Caterpillar has managed to secure and sustain its competitive advantage by effectively exploiting its resources in such way that its competitors were unable to imitate its strategies (Grant 1991). Indeed, using its after- sale support and service capability as the foundation of its competitive structure, Caterpillar can now get spare parts and service personnel to any place in the world in 24 hours, significantly increasing its productivity pace Avoidance 1998). Furthermore, Caterpillar decreased its product development cycle to roughly 36 months (from 48 to 2 months before the restructuring).

As assets were tied back to product profitability, the businesses no longer sought massive capital investments to renew manufacturing operations for every product upgrade, so capital requirements fell as well (Nelson & Pasternak 2005). To sum up the aim of this paper was to assess the extent to which market maturity caused Caterpillar’s restructuring. Consequences of a mature market are increased competition, represented by Comates in the case of Caterpillar, and fall in demand according to the PL.

It follows that companies strive not to find new clients but ether to ensure that product loyalty is maintained through constant improvement of the products.
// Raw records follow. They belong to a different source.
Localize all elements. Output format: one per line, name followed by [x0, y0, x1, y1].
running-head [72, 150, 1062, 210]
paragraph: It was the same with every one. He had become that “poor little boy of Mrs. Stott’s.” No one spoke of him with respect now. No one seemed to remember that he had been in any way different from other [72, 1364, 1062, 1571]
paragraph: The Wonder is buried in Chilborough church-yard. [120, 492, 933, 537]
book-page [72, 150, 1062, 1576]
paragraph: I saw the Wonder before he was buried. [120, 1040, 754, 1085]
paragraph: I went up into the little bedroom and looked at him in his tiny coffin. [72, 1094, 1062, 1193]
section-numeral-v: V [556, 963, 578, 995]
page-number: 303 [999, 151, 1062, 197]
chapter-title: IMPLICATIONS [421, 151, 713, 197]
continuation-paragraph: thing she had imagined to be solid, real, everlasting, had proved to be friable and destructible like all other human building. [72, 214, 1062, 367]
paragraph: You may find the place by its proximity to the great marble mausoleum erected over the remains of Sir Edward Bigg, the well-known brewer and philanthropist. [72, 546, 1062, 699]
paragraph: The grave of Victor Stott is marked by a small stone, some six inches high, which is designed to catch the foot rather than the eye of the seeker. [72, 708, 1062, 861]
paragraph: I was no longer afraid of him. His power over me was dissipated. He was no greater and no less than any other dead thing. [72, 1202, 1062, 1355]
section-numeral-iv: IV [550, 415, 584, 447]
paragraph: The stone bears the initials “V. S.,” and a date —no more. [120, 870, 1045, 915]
The reason why market maturity was so effective in initiating the restructuring process that Caterpillar underwent is that the company’s internal structure was flawed and not capable of embracing the changes brought up by a hostile external environment. Therefore it was argued that it is necessary to also consider the internal weaknesses of Caterpillar in order to truly understand what caused its restructuring.

The comprehensive argument of this paper therefore is that organizations are always constrained under the given conditions of the market in which they operate. However, a weaker structure is more likely to increase the threat of new entry and to suffer from major financial losses. Caterpillar’s restructuring improved the company’s financial performance through the establishment of enhanced responsiveness to customers’ needs and to global trends. This was possible because of a reorganization of the bureaucratic structure itself, which ceased being highly centralized and within which authority moved down the hierarchical scale.